Domestically, the economic strain on businesses, earnings, and employment could mount quickly, potentially dampening demand. If weaker demand offsets initial price increases and job losses become a factor, bond markets could see renewed support as investors seek safer assets. And keep in mind that a possible government shutdown is on the horizon as Congress approaches the March 14 deadline to approve funding legislation. Although a shutdown might seem unlikely based on the GOP’s standing in Washington, shifting political dynamics have made such assumptions less certain.

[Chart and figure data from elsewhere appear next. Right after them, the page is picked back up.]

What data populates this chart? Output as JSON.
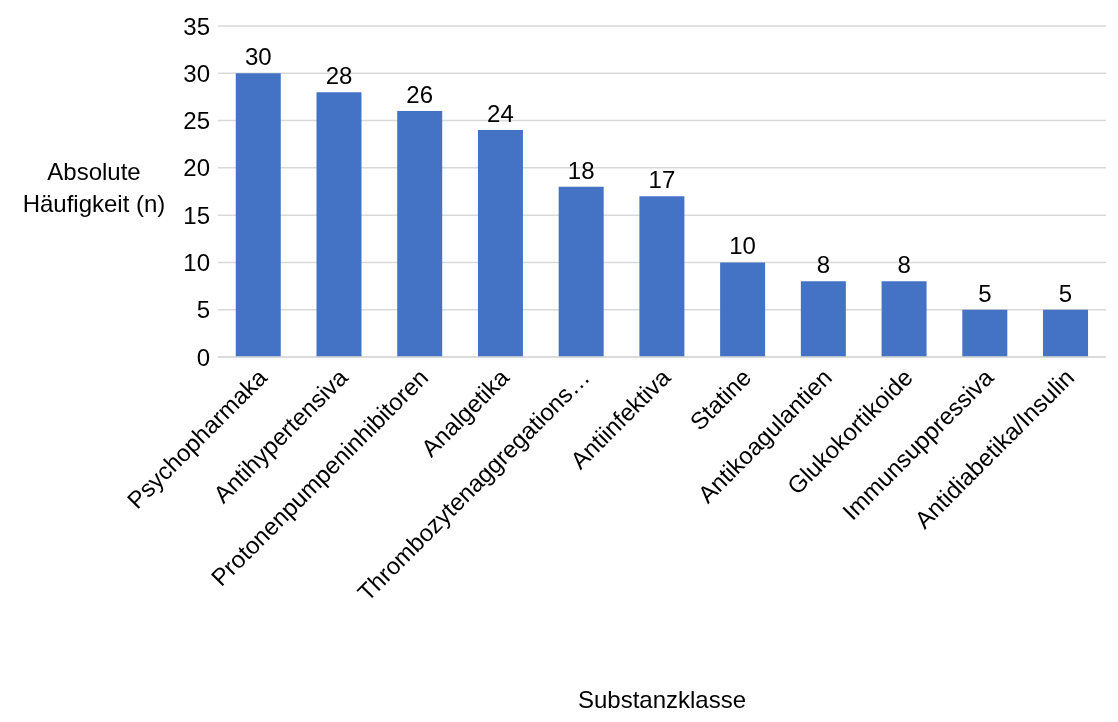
{
  "chart_data": {
    "type": "bar",
    "xlabel": "Substanzklasse",
    "ylabel": "Absolute Häufigkeit (n)",
    "categories": [
      "Psychopharmaka",
      "Antihypertensiva",
      "Protonenpumpeninhibitoren",
      "Analgetika",
      "Thrombozytenaggregations…",
      "Antiinfektiva",
      "Statine",
      "Antikoagulantien",
      "Glukokortikoide",
      "Immunsuppressiva",
      "Antidiabetika/Insulin"
    ],
    "values": [
      30,
      28,
      26,
      24,
      18,
      17,
      10,
      8,
      8,
      5,
      5
    ],
    "color": "#4472c4",
    "ylim": [
      0,
      35
    ],
    "yticks": [
      0,
      5,
      10,
      15,
      20,
      25,
      30,
      35
    ],
    "grid": "y",
    "data_labels": true,
    "legend": false
  }
}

Despite bond yields falling as of late, the yield curve has remained relatively stable, with the 2s/10s spread holding within a tight range of 20- to 25-basis points, though technical signals suggest a potential breakout. Meanwhile, 2-year yields have fallen below 4.0 percent, reflecting growing market confidence in the Fed’s potential for easing policy, even as uncertainty remains over the extent and timing of rate cuts. Current market pricing suggests between two and three 25-basis points rate cuts in 2025, aligning with the Fed’s prior guidance, though this could shift further if economic conditions deteriorate.
With U.S. economic resilience facing fresh challenges, lower yields may persist as markets weigh slowing demand against inflationary pressures from new tariffs. Investors remain watchful for potential downside risks, even if they are not currently the market’s primary concern.
Today’s economic calendar kicked off with mortgage applications increasing 20.4 percent from one week earlier, according to data from the Mortgage Bankers Association. We’ve also received ADP employment for February (77k, much lower than expected). Later today brings the final February S&P Global services PMI, January factory orders, a buyback from the Treasury in the 10- to 20-year sector for up to $2 billion, and the Beige Book will be released ahead of the March 18/19 FOMC meeting. We begin the day with Agency MBS prices roughly unchanged based on coupon and maturity, the 2-year at 3.93, and the 10-year yielding 4.23 after closing yesterday at 4.21 percent.